'Ff'lo (fflo) wrote,
'Ff'lo
fflo

this week in way busy

I just told the boss how (well, not really) (more like that) I was mightily sapped by yesterday, and that it left me mighty sapped, and then I signed the email "Sappily, The Sap".  I now find myself thinking of the riches of "sap" as maybe in the league of "spot," which word love I.

I've pretty much decided I'm only doing boy drag for the queer chorus concert this coming weekend.  Was gonna do girl drag one night, boy the other, but, I dunno.  The '40s hair thing is a bit daunting, and I don't know if the welding goggles are cool enough to join my sweatery shirt, a 'do rag, and some jeans and boots for a fun Rosie kind of deal.  Meanwhile there's this marvelous shirt  bigfinedaddy has lent me, along with a fedora, and I've got good tie options, and some girl pants that look like boy pants, with their pinstripes and suspenders.

Been laughing to myself, and telling other people, how it's all drag to me.  Either way.  But the girl drag is less comfortable for me.

I've volunteered to do one of the "patter" verbal intros to a song.  Dude gave me "I'll Be Seeing You."  I do love that song.  Oddly enough, I have the movie by that name on the DVR and have started watching it these past few days, in bits.  As I wrote Tim, It involves Joseph Cotten as a shell-shocked soldier on furlough from the mental hospital and Ginger Rogers as a convict on furlough from prison.  They meet on a train.  Of course they're going to be falling in love, but that hasn't happened just yet.

Shirley Temple's in the picture, too, as a teenager, but ho hum.  Let's get back to the wounded ones.  The walking wounded.  Cuz what I like, and wasn't expecting, is that they're both, our lovers-to-be, survivors already.  They were complicated before they met.  I like that kind of story so much more than the blank-slate innocents meeting and loving and then being torn apart by war.

Ironically, the patter I'll deliver celebrates two "victories" for queers that I don't celebrate terribly fully in my heart:  the marrying and the military---the political goals I have had such qualms about our front-and-centering.

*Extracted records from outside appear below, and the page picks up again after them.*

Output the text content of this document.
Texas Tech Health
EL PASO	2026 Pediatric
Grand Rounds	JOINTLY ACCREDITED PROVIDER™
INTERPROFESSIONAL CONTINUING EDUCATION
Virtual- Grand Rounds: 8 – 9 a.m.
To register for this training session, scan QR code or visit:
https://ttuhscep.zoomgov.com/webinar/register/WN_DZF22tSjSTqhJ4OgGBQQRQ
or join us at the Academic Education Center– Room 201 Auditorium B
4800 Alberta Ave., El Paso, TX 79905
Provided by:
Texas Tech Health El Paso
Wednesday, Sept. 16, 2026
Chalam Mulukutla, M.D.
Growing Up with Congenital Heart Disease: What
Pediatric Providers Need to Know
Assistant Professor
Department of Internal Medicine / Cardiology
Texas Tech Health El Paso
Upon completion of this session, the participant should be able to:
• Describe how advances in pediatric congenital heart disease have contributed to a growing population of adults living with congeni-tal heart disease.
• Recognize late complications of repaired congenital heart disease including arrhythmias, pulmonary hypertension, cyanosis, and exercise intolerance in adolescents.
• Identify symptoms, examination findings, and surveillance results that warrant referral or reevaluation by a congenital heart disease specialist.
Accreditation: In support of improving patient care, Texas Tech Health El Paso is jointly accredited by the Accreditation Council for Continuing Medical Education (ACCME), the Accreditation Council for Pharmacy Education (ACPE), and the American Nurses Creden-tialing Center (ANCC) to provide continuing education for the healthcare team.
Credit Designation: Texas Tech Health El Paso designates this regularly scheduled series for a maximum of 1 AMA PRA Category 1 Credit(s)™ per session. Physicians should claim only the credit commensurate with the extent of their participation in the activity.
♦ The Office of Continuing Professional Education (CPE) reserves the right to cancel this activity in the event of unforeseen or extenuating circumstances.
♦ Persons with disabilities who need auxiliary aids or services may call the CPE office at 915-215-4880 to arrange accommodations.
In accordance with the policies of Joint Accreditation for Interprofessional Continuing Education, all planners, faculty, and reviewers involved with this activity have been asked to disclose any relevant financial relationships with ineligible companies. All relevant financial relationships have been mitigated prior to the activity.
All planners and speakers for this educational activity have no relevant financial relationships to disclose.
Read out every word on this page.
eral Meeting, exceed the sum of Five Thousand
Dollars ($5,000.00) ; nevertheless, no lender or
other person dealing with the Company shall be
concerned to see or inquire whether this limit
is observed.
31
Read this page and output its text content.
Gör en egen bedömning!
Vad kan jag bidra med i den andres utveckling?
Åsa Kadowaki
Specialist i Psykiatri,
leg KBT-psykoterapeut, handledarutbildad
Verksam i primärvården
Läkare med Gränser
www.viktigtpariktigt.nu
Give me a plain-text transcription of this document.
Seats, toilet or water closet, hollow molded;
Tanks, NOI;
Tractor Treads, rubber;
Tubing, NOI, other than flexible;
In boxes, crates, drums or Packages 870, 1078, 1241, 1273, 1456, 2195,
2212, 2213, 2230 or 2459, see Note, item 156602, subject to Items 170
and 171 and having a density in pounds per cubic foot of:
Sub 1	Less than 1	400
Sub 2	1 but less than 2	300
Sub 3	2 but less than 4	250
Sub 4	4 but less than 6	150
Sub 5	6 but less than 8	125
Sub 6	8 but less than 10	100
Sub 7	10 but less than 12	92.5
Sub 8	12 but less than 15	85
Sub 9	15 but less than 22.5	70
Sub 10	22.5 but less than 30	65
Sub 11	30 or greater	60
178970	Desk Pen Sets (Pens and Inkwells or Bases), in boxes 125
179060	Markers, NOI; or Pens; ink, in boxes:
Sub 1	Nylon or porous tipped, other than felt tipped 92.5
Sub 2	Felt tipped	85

But, I mean, yeah, I'm awful qualmy sometimes.  Like I believe, as friends and I were discussing the other night, that folks doing with their bodies what they please is and must be okay with me and the rest of us, alright maybe if I had a kid I might claim some responsibility for influence there, but, like, grown-ups, and even on many things kids, autonomy all the way.  Yet when I just heard of yet another in my acquaintanceship going in for the stomach bypassing mutilation ---which yes and thank bejeebus isn't as dangerous as it once was, sure, but--- well of course I am not asserting that that's not that person's legit choice, regardless of circumstances.  I mean, I remember seeing body modification books --- like maybe that RE/Search one, not Angry Women, but from around then, what was that one called? Was that the one with the wild stretchy stuff and all? --- Oh, hell.  I got my acceptance on about that shit a long time ago, and the whole range of body altering surgeries is in the same category of none of my business.  Or course.  But oh god when there's that intersection with culture and fatphobia and big medicine and stigma and health-vs.-"health" and surely-whatever-the-idea-is-there's-got-to-be-a-better-way.... I guess I'm saying this phenomenon triggers me politically every bit as much as (and maybe more than it does) personally.

But what'm I doing.  I've gotta get back to work.  Uncertain Dynamic Systems: Stability and Motion Control.  That's right.

It's a bad week to have major freelance going on too.  I can't seem to teach the dog to do dishes and laundry, and I bet t'boot there's no conveying upon her a nice set of editorial chops and some decent typing skills.  Not to mention a willingness to chip in in that fashion.  Like, on a treadmill, so she'd be getting enough exercise too, while I go about my spate of other business.